Anthony Palliser is a painter internationally recognized for his portraits and large-scale paintings of heads. Born to an English father and Belgian mother, and grandson of Belgian Prime Minister Paul-Henri Spaak, Palliser was educated at Downside School, graduated from New College, Oxford, and studied at the Academy of Fine Arts in Rome in 1967. He settled in Paris in 1970, where he continues to live and work. From 1995 to 1997, he served as Visiting Professor at the New York School of Visual Arts in Savannah, Georgia, a region whose low-country landscapes remain a lasting source of inspiration.
Over his career, Palliser has held more than two dozen solo exhibitions and participated in numerous group shows in Europe and the United States. His portraits include figures from literature, politics, film, and the arts: Graham Greene (National Portrait Gallery, London), Paddy Ashdown (House of Commons, London), Sir Michael Howard (King’s College London), Seamus Heaney, Derek Mahon, James Ivory, John Boorman, Kenzo Takada, Kristin Scott Thomas, Charlotte Rampling, Marianne Faithfull, and Pierce Brosnan, among others.

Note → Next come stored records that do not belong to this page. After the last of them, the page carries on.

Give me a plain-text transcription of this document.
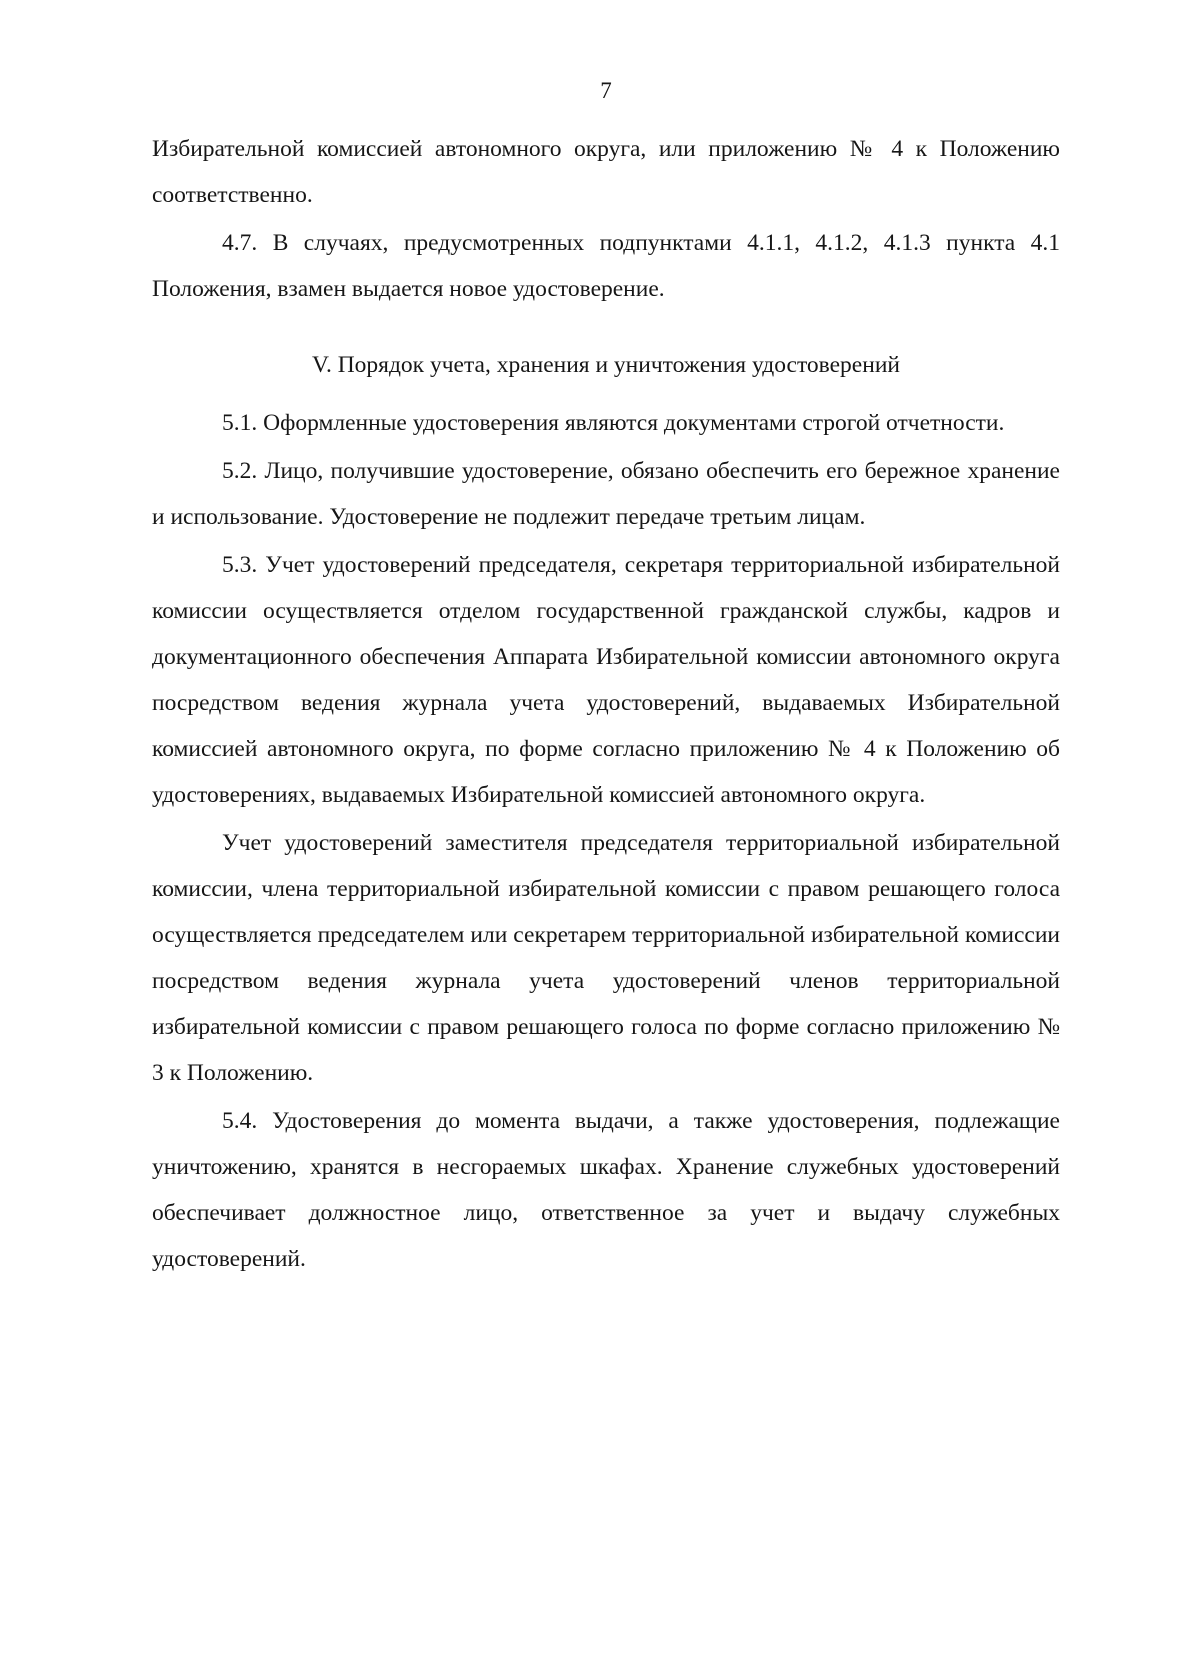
7

Избирательной комиссией автономного округа, или приложению № 4 к Положению соответственно.

4.7. В случаях, предусмотренных подпунктами 4.1.1, 4.1.2, 4.1.3 пункта 4.1 Положения, взамен выдается новое удостоверение.

V. Порядок учета, хранения и уничтожения удостоверений

5.1. Оформленные удостоверения являются документами строгой отчетности.

5.2. Лицо, получившие удостоверение, обязано обеспечить его бережное хранение и использование. Удостоверение не подлежит передаче третьим лицам.

5.3. Учет удостоверений председателя, секретаря территориальной избирательной комиссии осуществляется отделом государственной гражданской службы, кадров и документационного обеспечения Аппарата Избирательной комиссии автономного округа посредством ведения журнала учета удостоверений, выдаваемых Избирательной комиссией автономного округа, по форме согласно приложению № 4 к Положению об удостоверениях, выдаваемых Избирательной комиссией автономного округа.

Учет удостоверений заместителя председателя территориальной избирательной комиссии, члена территориальной избирательной комиссии с правом решающего голоса осуществляется председателем или секретарем территориальной избирательной комиссии посредством ведения журнала учета удостоверений членов территориальной избирательной комиссии с правом решающего голоса по форме согласно приложению № 3 к Положению.

5.4. Удостоверения до момента выдачи, а также удостоверения, подлежащие уничтожению, хранятся в несгораемых шкафах. Хранение служебных удостоверений обеспечивает должностное лицо, ответственное за учет и выдачу служебных удостоверений.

In recent decades, Palliser has focused on his acclaimed Large Heads series, monumental canvases painted from life that blur the boundaries between portraiture and pure painting. A book of his collected works was published by Éditions du Regard (2005), accompanied by an exhibition at the Ricard Foundation, Paris. Subsequent solo shows include the Jepson Center for the Arts, Telfair Museums, Savannah (2008–09), and Elephant Paname, Paris (2012).